Oristano
13 Gennaio 2016
Cari amici,
anche i più recenti
dati ISTAT dicono che la donna continua ad essere considerata inferiore all’uomo.
La conferma viene dall’analisi dei dati riferiti al 2014, che evidenziano che
le pensioni delle donne sono ancora molto più basse rispetto a quelle degli uomini.

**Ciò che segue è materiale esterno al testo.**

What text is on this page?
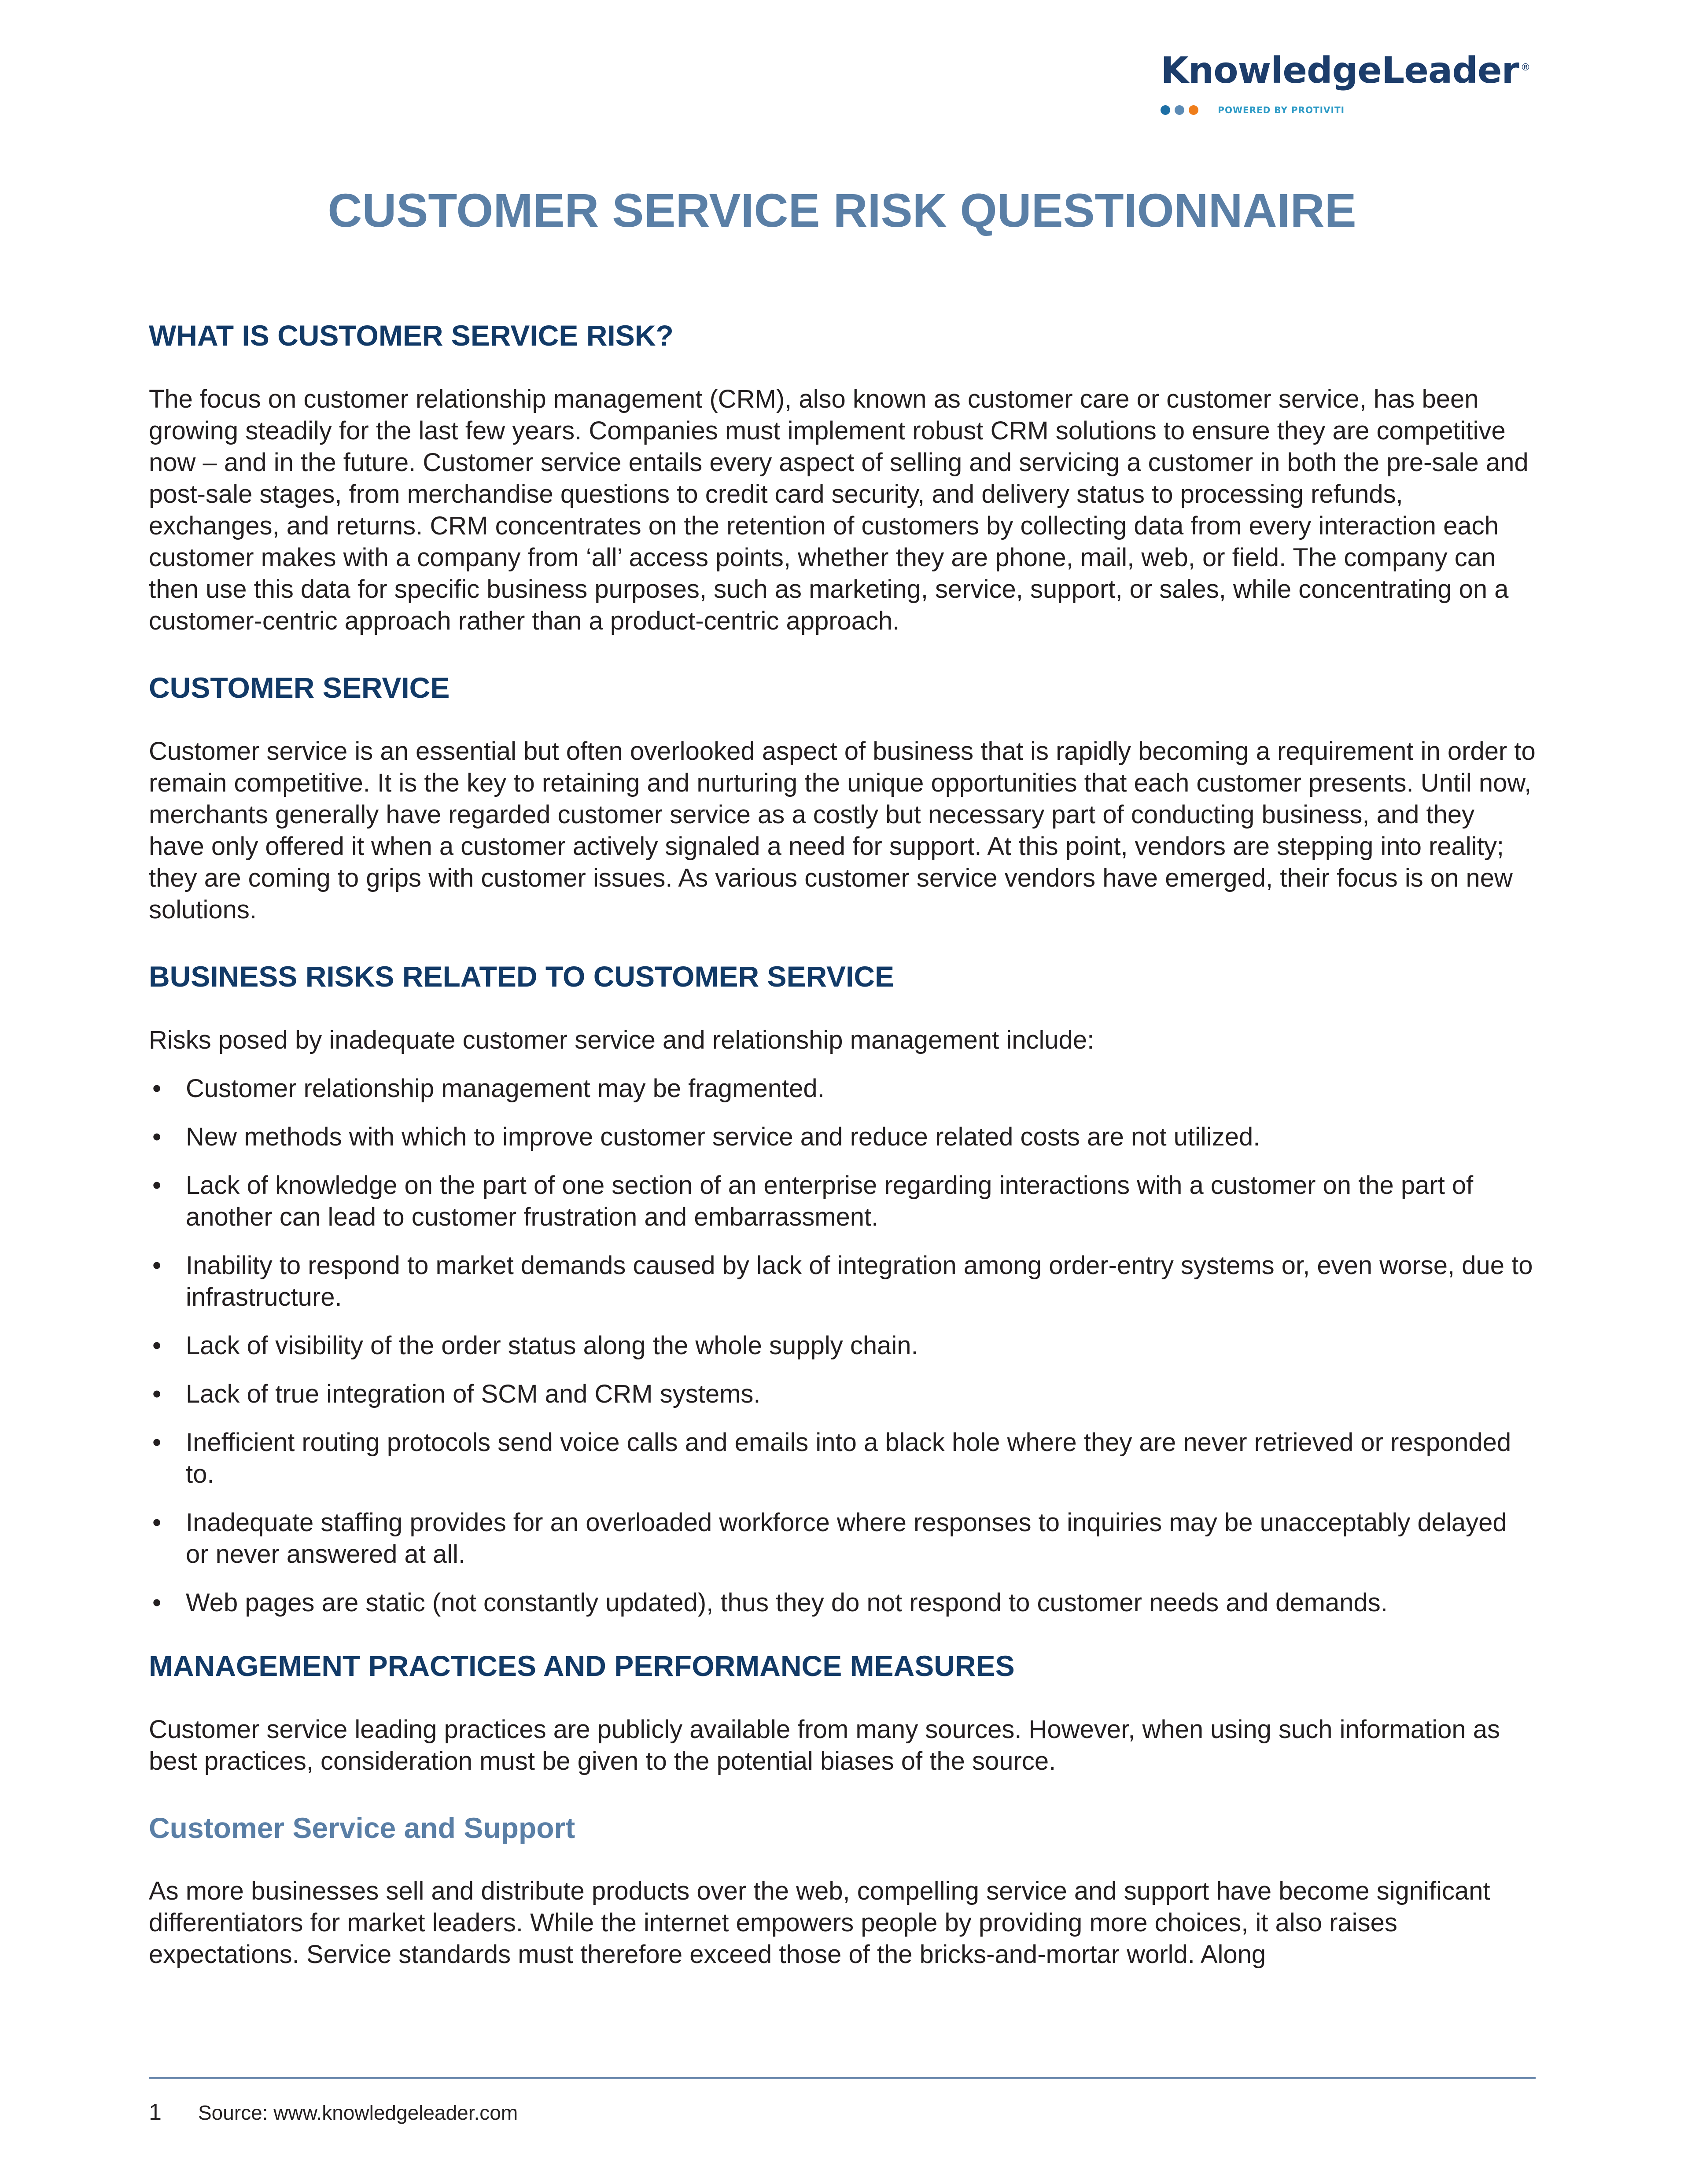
KnowledgeLeader ®
POWERED BY PROTIVITI
CUSTOMER SERVICE RISK QUESTIONNAIRE
WHAT IS CUSTOMER SERVICE RISK?

The focus on customer relationship management (CRM), also known as customer care or customer service, has been growing steadily for the last few years. Companies must implement robust CRM solutions to ensure they are competitive now – and in the future. Customer service entails every aspect of selling and servicing a customer in both the pre-sale and post-sale stages, from merchandise questions to credit card security, and delivery status to processing refunds, exchanges, and returns. CRM concentrates on the retention of customers by collecting data from every interaction each customer makes with a company from ‘all’ access points, whether they are phone, mail, web, or field. The company can then use this data for specific business purposes, such as marketing, service, support, or sales, while concentrating on a customer-centric approach rather than a product-centric approach.

CUSTOMER SERVICE

Customer service is an essential but often overlooked aspect of business that is rapidly becoming a requirement in order to remain competitive. It is the key to retaining and nurturing the unique opportunities that each customer presents. Until now, merchants generally have regarded customer service as a costly but necessary part of conducting business, and they have only offered it when a customer actively signaled a need for support. At this point, vendors are stepping into reality; they are coming to grips with customer issues. As various customer service vendors have emerged, their focus is on new solutions.

BUSINESS RISKS RELATED TO CUSTOMER SERVICE

Risks posed by inadequate customer service and relationship management include:

• Customer relationship management may be fragmented.
• New methods with which to improve customer service and reduce related costs are not utilized.
• Lack of knowledge on the part of one section of an enterprise regarding interactions with a customer on the part of another can lead to customer frustration and embarrassment.
• Inability to respond to market demands caused by lack of integration among order-entry systems or, even worse, due to infrastructure.
• Lack of visibility of the order status along the whole supply chain.
• Lack of true integration of SCM and CRM systems.
• Inefficient routing protocols send voice calls and emails into a black hole where they are never retrieved or responded to.
• Inadequate staffing provides for an overloaded workforce where responses to inquiries may be unacceptably delayed or never answered at all.
• Web pages are static (not constantly updated), thus they do not respond to customer needs and demands.
MANAGEMENT PRACTICES AND PERFORMANCE MEASURES

Customer service leading practices are publicly available from many sources. However, when using such information as best practices, consideration must be given to the potential biases of the source.

Customer Service and Support

As more businesses sell and distribute products over the web, compelling service and support have become significant differentiators for market leaders. While the internet empowers people by providing more choices, it also raises expectations. Service standards must therefore exceed those of the bricks-and-mortar world. Along

1	Source: www.knowledgeleader.com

Si, nonostante tutto, la forte disparità esistente negli assegni previdenziali
tra donne e uomini, permane: le prime, infatti, ricevono una pensione
nettamente inferiore rispetto ai secondi.
A mettere nero su
bianco su un problema che a parole tutti vorrebbero risolvere è il nostro Istituto
di Statistica nel report sulle “Condizioni
di vita dei pensionati”. L’analisi, relativa all’anno 2014, evidenzia che i
pensionati in Italia erano 16,3 milioni e hanno percepito in media un reddito
pensionistico lordo intorno ai 17 mila euro. Numericamente le donne sono
maggioranza: sono il 52,9%. L'importo medio annuo per gli uomini, sempre in
termini lordi, è pari a 20 mila 135 euro, mentre per le donne si ferma a 14
mila 283 euro. In parole povere questo
significa che le donne, mediamente, percepiscono circa 6 mila euro in meno rispetto
ai colleghi maschi!
Inoltre, si legge sempre
nel rapporto dell'ISTAT, "le pensionate che ricevono integrazioni al
minimo sono 2,9 milioni, l'81,4% del totale, un numero di oltre quattro volte
superiore a quello degli uomini (673 mila)". Meno pensionati maschi ma con assegni
più pesanti e che, soprattutto, per molte famiglie rappresentano
l'unica fonte di reddito disponibile. Altro dato interessante è la forte
discrepanza degli assegni legata al titolo di studio: per i titolari di assegni
con un titolo pari alla laurea, il reddito lordo pensionistico (circa 2.490
euro mensili) è più che doppio di quello delle persone senza titolo di studio o
con al più la licenza elementare (1.130 euro).
Altro dato interessante
del rapporto è quello relativo al rischio
povertà. Nelle famiglie dove è presente un pensionato, il ‘rischio’ risulta
essere più basso di quello delle altre famiglie: il 16% contro 22,1%, a indicare
come, in molti casi, il reddito pensionistico possa mettere al riparo da
situazioni di forte disagio economico. Comunque, il rischio di povertà è più elevato
tra i pensionati che vivono soli (22,3%) o con i figli come genitori soli
(17,2%). La situazione risulta più grave quando con il proprio reddito
pensionistico il pensionato deve sostenere anche il peso di altri componenti
adulti che non percepiscono redditi da lavoro: l'Istat stima che circa un terzo
di tali famiglie (31,3%) è a rischio di povertà.
Tornando alla sensibile
differenza pensionistica tra maschi e femmine, di questo «divario pensionistico di genere» come viene tecnicamente definito,
se ne sta occupando anche l’Unione Europea. Il Consiglio dell’UE ha sollecitato
anche di recente i Paesi membri affinché venga quanto prima superato il divario uomo-donna
sulle pensioni. In media questo 'divario' nei Paesi UE è del
38,5%, dice la Relazione della Commissione Europea sulla parità tra donne e uomini riferita al 2014: tre volte la differenza salariale media, che era del 16,5% nel 2012.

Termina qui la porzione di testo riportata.